Leaning against the desk—trying to look nonchalant but really needing the support—I crossed my arms and shrugged. “I suggest you play by his rules and forget you ever saw us. Pretend we never existed.”

Rook sucked in a sharp breath. “Lucien...what are you doing?”

“But...won’t you be taken back to wherever you’re being held?” the older doctor asked, his silvering hair catching the chandelier. “Aren’t we just condemning you to whatever you’re trying to escape from?”

“Not if you do me one last favour.”

“What’s the favour?” Harry asked suspiciously.

I couldn’t stop my hand going to the vitalsync core, exposing my plan—

“You can’t,” Rook gasped. “There’s nowaythey can do that here. You’ll die.”

Our eyes locked and the room dropped away.

It was just her.

And me.

And that damned electrifying awareness.

“Don’t.” Rook shook her head, tears welling. “You can’t ask them to do this.”

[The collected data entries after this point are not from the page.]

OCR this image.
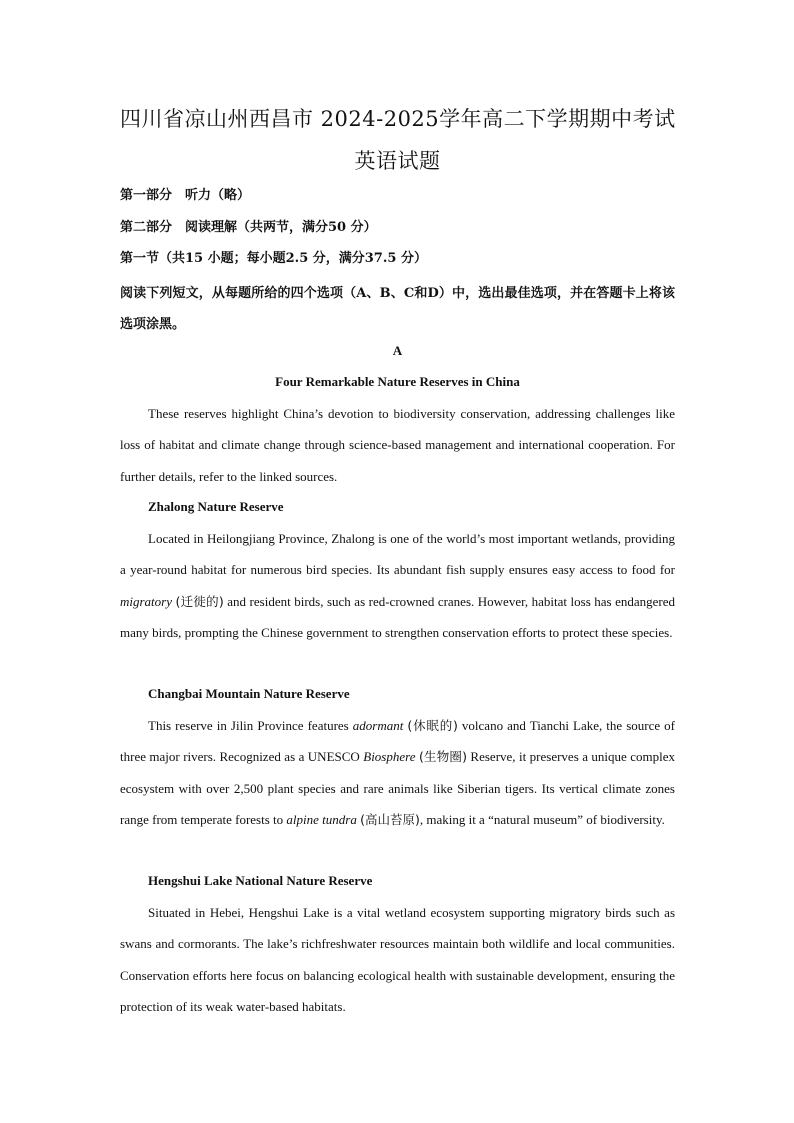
四川省凉山州西昌市 2024-2025学年高二下学期期中考试
英语试题
第一部分　听力（略）
第二部分　阅读理解（共两节，满分50 分）
第一节（共15 小题；每小题2.5 分，满分37.5 分）
阅读下列短文，从每题所给的四个选项（A、B、C和D）中，选出最佳选项，并在答题卡上将该选项涂黑。
A
Four Remarkable Nature Reserves in China

These reserves highlight China’s devotion to biodiversity conservation, addressing challenges like loss of habitat and climate change through science-based management and international cooperation. For further details, refer to the linked sources.

Zhalong Nature Reserve

Located in Heilongjiang Province, Zhalong is one of the world’s most important wetlands, providing a year-round habitat for numerous bird species. Its abundant fish supply ensures easy access to food for migratory (迁徙的) and resident birds, such as red-crowned cranes. However, habitat loss has endangered many birds, prompting the Chinese government to strengthen conservation efforts to protect these species.

Changbai Mountain Nature Reserve

This reserve in Jilin Province features adormant (休眠的) volcano and Tianchi Lake, the source of three major rivers. Recognized as a UNESCO Biosphere (生物圈) Reserve, it preserves a unique complex ecosystem with over 2,500 plant species and rare animals like Siberian tigers. Its vertical climate zones range from temperate forests to alpine tundra (高山苔原), making it a “natural museum” of biodiversity.

Hengshui Lake National Nature Reserve

Situated in Hebei, Hengshui Lake is a vital wetland ecosystem supporting migratory birds such as swans and cormorants. The lake’s richfreshwater resources maintain both wildlife and local communities. Conservation efforts here focus on balancing ecological health with sustainable development, ensuring the protection of its weak water-based habitats.
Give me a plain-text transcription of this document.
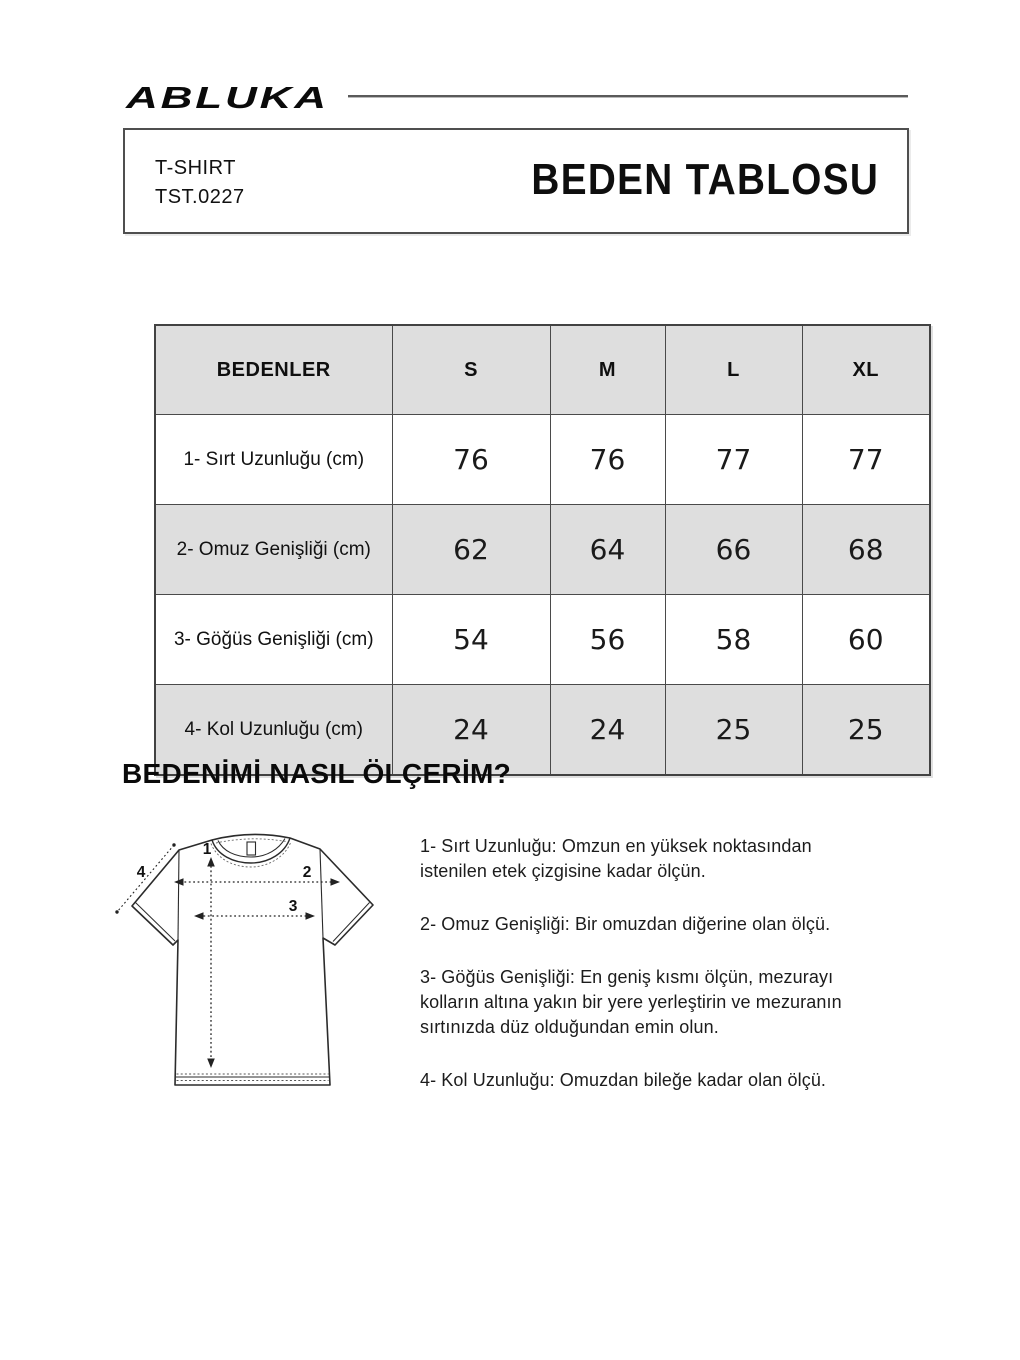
ABLUKA
T-SHIRT
TST.0227	BEDEN TABLOSU
BEDENLER	S	M	L	XL
1- Sırt Uzunluğu (cm)	76	76	77	77
2- Omuz Genişliği (cm)	62	64	66	68
3- Göğüs Genişliği (cm)	54	56	58	60
4- Kol Uzunluğu (cm)	24	24	25	25
BEDENİMİ NASIL ÖLÇERİM?
1
2
3
4

1- Sırt Uzunluğu: Omzun en yüksek noktasından
istenilen etek çizgisine kadar ölçün.

2- Omuz Genişliği: Bir omuzdan diğerine olan ölçü.

3- Göğüs Genişliği: En geniş kısmı ölçün, mezurayı
kolların altına yakın bir yere yerleştirin ve mezuranın
sırtınızda düz olduğundan emin olun.

4- Kol Uzunluğu: Omuzdan bileğe kadar olan ölçü.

My fingers found Whisper’s ear out of habit, seeking comfort as a question I wasn’t going to ask spilled free. “You didn’t leave when you had the chance.” I shook my head, still unable to believe that a girl who’d meant nothing to me seven weeks ago had somehow become the most important person in my life. “I was unconscious and you didn’t run away.”

“Do you truly think I’m the sort of person who would do that?” Hurt flashed in her stare.

“You told Marcus that you weren’t pregnant—”

“To keep you alive! If I hadn’t, he might’ve taken your life right there.”

“He might.” I nodded. “But that was the gamble I was prepared to take. By revealing you’re not carrying an Ashfall, you’ve just given up the only protection I could give you.”

The doctors shuffled on the spot, awkward at being our unwanted audience but...fuck it.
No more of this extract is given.